С котенком в руках она поймала машину и попросила отвезти её к ближайшей ветлечебнице.
— Закрыто ещё, — отвечал водитель, — пять утра! И нечего так убиваться: котёнок — не ребёнок, нашла по кому плакать!.. Иди, не повезу я тебя никуда — ты мне крышу башкой пробьёшь.
…Долго все эти перипетии пересказывать. Короче говоря, вылечила она этого котенка, выходила, и хотя к кошкам в целом по-прежнему относится прохладно, но на этого просто надышаться не может. От стихов хотела с проклятиями отречься, но не прошло и трёх месяцев, как снова принялась писать, и даже знаменитого своего «Ангела Смерти» уничтожать не стала, хотя шагов его за своей спиной больше уже не слышала. Печаль по неудавшемуся роману прошла ещё раньше — ещё там, на подоконнике. В общем, теперь она жива, здорова, чего и вам желает, и от суицидальных поползновений излечилась навсегда.
***
Алла Елагина читала этот мой рассказ, медленно, но верно приходя в бешенство. Под конец она хотела швырнуть рукопись мне в лицо, но удержалась и бережно положила листки на стол. Подчёркнутая бережность эта говорила о том, что бешенство её уже перешло всяческие границы и не нуждается во внешних проявлениях.
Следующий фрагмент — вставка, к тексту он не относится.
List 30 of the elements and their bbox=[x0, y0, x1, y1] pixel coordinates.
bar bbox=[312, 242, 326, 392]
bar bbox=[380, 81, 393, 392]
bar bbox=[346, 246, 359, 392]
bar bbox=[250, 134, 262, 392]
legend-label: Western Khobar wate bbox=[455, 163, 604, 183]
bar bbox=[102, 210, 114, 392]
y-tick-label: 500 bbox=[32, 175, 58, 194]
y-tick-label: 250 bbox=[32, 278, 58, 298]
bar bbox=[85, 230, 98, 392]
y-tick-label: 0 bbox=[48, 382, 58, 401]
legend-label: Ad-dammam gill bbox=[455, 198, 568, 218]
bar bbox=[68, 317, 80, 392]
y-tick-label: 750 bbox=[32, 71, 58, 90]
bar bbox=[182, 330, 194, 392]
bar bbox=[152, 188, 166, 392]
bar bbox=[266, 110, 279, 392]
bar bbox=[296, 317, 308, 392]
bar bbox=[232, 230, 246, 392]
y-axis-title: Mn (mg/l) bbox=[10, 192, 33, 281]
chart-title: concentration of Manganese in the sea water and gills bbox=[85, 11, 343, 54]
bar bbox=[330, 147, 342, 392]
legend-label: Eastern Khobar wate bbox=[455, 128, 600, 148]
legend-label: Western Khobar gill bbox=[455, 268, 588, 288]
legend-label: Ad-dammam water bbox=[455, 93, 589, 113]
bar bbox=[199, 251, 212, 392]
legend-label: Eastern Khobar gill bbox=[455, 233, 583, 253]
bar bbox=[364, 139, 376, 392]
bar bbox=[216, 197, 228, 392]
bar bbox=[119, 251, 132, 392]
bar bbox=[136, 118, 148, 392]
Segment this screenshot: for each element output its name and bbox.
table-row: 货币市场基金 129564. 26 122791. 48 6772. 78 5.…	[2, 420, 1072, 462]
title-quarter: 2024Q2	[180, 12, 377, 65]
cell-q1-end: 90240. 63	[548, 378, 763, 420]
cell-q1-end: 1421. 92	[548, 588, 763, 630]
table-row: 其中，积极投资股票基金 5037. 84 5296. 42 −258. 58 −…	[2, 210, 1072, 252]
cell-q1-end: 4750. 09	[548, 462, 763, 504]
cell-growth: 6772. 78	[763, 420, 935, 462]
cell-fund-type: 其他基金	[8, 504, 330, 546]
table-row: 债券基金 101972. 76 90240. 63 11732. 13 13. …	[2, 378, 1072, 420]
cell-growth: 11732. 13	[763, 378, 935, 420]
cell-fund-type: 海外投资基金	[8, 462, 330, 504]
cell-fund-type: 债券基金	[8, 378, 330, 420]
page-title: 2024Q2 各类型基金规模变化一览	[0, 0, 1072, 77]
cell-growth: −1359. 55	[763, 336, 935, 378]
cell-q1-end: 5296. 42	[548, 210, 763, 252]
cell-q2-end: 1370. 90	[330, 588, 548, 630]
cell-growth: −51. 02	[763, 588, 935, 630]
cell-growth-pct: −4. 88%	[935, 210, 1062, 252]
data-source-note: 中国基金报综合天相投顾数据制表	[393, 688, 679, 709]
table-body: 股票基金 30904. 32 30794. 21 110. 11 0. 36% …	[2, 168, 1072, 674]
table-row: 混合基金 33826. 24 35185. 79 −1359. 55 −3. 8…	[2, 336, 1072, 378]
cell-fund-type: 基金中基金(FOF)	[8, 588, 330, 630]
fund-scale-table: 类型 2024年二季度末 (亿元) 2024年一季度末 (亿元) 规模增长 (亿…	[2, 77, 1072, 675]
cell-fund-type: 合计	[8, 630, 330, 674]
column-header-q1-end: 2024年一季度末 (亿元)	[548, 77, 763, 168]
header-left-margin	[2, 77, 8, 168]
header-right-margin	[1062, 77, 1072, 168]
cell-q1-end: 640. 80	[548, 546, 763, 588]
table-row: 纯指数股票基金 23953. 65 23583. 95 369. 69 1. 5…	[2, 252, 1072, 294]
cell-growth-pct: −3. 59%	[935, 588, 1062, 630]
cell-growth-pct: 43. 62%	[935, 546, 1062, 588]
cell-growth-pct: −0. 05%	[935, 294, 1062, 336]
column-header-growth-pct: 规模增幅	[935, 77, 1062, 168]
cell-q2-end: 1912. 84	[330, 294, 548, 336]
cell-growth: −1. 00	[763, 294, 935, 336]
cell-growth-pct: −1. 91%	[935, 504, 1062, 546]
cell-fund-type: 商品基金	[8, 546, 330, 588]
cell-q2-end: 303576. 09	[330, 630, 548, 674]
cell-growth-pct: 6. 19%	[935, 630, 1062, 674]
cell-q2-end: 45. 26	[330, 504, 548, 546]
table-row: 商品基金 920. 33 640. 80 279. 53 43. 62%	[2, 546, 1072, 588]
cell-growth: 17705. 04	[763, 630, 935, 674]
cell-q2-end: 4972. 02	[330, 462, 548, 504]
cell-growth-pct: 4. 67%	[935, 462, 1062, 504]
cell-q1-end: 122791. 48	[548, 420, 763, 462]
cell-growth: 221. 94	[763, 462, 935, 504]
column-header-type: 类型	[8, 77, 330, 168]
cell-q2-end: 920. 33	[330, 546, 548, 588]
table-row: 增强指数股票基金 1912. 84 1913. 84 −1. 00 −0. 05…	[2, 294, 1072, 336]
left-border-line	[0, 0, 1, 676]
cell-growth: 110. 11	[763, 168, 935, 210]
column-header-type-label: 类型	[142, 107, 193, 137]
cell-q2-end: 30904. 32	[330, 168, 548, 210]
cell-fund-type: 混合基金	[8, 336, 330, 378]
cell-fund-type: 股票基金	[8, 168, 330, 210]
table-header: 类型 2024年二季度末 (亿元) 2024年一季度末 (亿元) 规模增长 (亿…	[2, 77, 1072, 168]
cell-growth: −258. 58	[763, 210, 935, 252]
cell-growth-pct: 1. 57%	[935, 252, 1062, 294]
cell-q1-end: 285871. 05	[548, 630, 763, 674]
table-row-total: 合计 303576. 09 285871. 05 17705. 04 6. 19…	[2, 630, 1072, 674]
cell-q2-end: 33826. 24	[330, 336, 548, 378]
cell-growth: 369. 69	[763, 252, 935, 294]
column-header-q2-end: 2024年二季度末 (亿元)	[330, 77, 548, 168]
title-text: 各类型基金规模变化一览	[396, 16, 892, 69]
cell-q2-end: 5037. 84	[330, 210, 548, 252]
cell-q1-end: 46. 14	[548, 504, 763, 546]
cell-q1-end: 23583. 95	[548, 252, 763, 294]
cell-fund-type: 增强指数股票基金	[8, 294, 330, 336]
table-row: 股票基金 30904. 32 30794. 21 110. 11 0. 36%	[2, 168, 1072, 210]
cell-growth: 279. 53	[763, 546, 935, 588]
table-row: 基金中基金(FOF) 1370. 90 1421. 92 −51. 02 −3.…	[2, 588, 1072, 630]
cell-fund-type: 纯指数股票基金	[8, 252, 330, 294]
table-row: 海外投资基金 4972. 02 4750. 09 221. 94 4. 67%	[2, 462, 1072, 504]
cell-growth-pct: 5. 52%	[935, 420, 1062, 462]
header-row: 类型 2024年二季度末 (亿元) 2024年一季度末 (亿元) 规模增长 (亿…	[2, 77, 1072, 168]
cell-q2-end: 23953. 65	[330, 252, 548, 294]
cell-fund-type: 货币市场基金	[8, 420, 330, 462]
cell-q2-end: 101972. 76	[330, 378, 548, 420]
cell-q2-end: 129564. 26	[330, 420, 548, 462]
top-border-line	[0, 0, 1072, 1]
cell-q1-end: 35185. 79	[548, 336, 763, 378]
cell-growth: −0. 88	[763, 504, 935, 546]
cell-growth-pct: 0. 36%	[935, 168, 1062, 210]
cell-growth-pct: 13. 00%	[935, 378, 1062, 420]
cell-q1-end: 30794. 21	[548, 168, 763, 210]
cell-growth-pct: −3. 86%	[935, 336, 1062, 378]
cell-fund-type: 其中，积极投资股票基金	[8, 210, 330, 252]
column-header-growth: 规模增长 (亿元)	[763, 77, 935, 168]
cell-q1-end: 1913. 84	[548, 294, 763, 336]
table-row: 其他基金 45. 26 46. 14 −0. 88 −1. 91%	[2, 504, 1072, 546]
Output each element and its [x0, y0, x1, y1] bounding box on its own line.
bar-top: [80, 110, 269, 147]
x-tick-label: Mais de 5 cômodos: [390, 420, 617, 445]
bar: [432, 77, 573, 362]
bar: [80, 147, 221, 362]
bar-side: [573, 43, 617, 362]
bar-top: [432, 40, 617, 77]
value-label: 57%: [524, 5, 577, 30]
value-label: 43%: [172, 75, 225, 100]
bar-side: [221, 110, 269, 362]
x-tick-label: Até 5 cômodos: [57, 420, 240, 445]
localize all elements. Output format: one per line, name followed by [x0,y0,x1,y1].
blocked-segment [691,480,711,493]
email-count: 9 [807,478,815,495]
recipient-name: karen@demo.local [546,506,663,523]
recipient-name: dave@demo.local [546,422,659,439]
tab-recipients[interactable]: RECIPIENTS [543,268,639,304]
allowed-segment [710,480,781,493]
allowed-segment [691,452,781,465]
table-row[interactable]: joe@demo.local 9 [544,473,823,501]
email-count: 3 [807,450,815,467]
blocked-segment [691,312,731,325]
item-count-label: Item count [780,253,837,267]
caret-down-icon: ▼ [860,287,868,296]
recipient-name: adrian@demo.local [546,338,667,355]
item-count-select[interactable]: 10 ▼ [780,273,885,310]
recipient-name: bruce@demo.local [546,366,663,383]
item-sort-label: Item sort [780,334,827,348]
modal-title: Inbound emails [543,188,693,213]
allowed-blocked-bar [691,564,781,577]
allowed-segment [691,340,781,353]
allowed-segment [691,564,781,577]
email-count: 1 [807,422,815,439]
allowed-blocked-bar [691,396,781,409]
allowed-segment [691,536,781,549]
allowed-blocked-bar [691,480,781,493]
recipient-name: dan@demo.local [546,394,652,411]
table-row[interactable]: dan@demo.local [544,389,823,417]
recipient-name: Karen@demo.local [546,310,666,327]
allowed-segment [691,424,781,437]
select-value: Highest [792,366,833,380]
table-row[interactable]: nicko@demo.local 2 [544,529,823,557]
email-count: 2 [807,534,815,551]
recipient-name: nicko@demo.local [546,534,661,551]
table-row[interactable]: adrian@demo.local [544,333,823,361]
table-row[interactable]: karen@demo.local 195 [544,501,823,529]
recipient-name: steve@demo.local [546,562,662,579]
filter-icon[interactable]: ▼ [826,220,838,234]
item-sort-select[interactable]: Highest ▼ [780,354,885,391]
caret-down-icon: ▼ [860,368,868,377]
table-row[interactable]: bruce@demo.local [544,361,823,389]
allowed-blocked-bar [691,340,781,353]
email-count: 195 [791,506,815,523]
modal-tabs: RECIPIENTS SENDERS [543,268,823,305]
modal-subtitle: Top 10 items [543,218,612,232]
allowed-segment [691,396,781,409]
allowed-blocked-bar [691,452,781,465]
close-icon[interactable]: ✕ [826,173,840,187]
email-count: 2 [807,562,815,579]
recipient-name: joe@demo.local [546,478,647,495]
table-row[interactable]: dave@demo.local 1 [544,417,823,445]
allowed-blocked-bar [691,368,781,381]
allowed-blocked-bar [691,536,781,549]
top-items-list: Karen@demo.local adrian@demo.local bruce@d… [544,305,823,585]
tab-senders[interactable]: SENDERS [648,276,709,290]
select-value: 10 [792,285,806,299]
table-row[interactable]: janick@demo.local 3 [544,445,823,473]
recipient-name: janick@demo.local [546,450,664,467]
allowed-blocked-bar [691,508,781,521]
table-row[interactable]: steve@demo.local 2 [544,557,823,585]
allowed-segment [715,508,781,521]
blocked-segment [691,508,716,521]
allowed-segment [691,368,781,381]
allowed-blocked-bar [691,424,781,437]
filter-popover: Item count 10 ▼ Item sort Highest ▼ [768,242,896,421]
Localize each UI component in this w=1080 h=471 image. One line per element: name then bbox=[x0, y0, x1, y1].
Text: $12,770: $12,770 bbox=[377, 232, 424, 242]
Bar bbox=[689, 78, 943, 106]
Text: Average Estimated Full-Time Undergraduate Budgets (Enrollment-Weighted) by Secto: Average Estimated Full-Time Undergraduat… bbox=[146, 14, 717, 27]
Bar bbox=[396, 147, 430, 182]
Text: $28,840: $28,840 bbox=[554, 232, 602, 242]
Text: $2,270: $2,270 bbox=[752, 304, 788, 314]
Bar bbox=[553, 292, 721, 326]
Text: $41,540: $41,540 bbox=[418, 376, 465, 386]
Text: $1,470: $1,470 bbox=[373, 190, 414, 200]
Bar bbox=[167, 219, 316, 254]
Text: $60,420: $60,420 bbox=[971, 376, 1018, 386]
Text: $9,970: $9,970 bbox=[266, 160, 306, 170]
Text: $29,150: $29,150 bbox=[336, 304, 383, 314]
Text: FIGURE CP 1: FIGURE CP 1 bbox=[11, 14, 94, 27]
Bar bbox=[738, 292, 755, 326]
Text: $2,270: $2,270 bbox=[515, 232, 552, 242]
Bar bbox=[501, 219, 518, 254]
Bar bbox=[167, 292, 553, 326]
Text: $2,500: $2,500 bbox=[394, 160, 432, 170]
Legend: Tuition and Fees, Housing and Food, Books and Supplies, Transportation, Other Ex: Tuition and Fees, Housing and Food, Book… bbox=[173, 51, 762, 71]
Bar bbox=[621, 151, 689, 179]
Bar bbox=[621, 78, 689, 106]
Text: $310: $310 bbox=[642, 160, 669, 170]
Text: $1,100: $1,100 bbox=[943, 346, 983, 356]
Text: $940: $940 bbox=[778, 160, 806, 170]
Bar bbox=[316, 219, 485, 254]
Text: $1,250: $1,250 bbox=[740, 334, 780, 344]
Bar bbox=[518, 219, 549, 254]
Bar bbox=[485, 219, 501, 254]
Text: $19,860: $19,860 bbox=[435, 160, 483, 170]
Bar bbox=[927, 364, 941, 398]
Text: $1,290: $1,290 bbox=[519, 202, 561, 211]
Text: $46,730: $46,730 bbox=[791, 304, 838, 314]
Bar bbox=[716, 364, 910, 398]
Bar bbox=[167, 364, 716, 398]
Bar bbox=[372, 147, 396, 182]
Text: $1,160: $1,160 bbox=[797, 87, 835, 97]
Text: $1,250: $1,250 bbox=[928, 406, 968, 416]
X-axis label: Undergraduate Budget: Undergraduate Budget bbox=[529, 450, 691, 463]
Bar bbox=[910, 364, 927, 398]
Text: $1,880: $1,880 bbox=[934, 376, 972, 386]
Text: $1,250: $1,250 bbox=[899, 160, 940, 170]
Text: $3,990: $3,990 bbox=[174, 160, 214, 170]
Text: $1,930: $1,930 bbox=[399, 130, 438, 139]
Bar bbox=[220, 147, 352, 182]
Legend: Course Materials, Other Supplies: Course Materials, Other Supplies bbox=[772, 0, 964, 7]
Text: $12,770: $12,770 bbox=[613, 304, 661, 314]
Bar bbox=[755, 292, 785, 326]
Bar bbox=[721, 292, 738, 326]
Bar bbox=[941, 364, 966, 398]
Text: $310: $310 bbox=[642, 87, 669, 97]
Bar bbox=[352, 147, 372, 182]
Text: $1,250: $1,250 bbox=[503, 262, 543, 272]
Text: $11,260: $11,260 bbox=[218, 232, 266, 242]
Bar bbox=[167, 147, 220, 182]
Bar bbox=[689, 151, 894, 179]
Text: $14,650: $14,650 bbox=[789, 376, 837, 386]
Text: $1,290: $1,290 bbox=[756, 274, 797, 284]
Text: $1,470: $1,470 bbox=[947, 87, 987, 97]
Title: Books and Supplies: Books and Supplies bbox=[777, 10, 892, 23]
— Так, — сказала она, вытирая пот с переносицы. — Это что же?.. Почему это? Как ты вообще посмел? Как ты посмел?! Я поделилась с тобой сокровенным, а ты нарисовал на меня карикатуру!.. Что это? Что это за мерзкая кличка: Аннушка Гулина?! Я, по-твоему, похожа на какую-то Аннушку Гулину? Мне, по-твоему, пойдёт имя Аннушка Гулина?
— Подожди, подожди, что ты шумишь? — замахал я на неё руками. — Ты что, никогда не слышала о прототипах, об авторском праве на вымысел?.. Ты что, не понимаешь, что я писал не о тебе? Я писал об Аннушке Гулиной — вымышленном персонаже…
— А с какой стати ты вообще взялся писать эту гадость?! Я рассказала тебе о самом страшном моменте в моей жизни, — а ты какую-то юмореску из него сделал?! И почему это я вдруг стала двухметровой дылдой? Когда это я была двухметровой дылдой? Вот, взгляни-ка! Средний женский рост, золотые пропорции тела!
— Понимаешь, в Аннушке я слепил несколько моих знакомых литераторш. Одна из них была действительно двухметровой. Но писала она не стихи, а прозу. Дурную, наивную автобиографическую прозу…
— И её звали Аннушкой Гулиной?
— Нет, это имя я придумал сам. Да, исходя из твоего имени…
— Из моего?!
— Ну, как же: Алла и Анна — есть ведь сходство? И Гулина…
— Что Гулина?! Это что, похоже на Елагину?
— Там есть Г и Л, и у тебя есть Л и Г…
— Обалдеть! — вскричала она. — О-бал-деть! Да ведь я ненавижу имя Анна! Алла в тысячу раз красивее! Что, разве не так?! А Гулиной могут звать только героиню советской комедии — какую-нибудь недотёпу из глубинки… И что это за описание моего чтения? Разве я так читаю стихи? Ведь не так же!
— Нет, не так, действительно, не так! Так читала другая поэтесса — та самая, что сочинила стих про ангела смерти. Правда, никакой ангел к ней не привязывался, и суицидными наклонностями она не страдала.
— А я, по-твоему, страдаю?
— Ну, не знаю… Сама же ты рассказала эту историю. Хотела ведь ты прыгнуть из окна?
— С балкона, а не из окна. И не на Пороховых, а у нас, на Фурштадтской…
Тут Алла задумалась над собственными словами, наморщила нос...
— Нет, я понимаю, почему ты взял Пороховые: там суицидности гораздо больше разлито в воздухе. Но я — не самоубийца… Это было что-то другое… Я просто хотела это испытать: подойти к самой черте и остановиться… Чтобы исцелиться таким образом от душевной раны… Но я почти уже решилась… Логика событий меня толкала… И если бы не этот котёнок… Кстати, спасибо, что ты оставил его в живых!
— Так требовала логика повествования.
Она вдруг успокоилась подобрела и разволновалась уже совсем иным волнением.
— Да, понимаю, понимаю. Я с ним два месяца билась, таскала его по ветеринарам… А он всё равно не выжил. Но хорошо, что у тебя он остался жив. Спасибо ещё раз.
Она вновь взяла в руки листки с моим рассказом, задумчиво пробежалась по ним глазами и вздохнула:
— Нет, я понимаю… Прототипы и всё такое… Но я никогда не думала, что оказаться прототипом литературного героя — это не очень-то приятно! Аннушка Гулина, подумать только! Кош-шмар!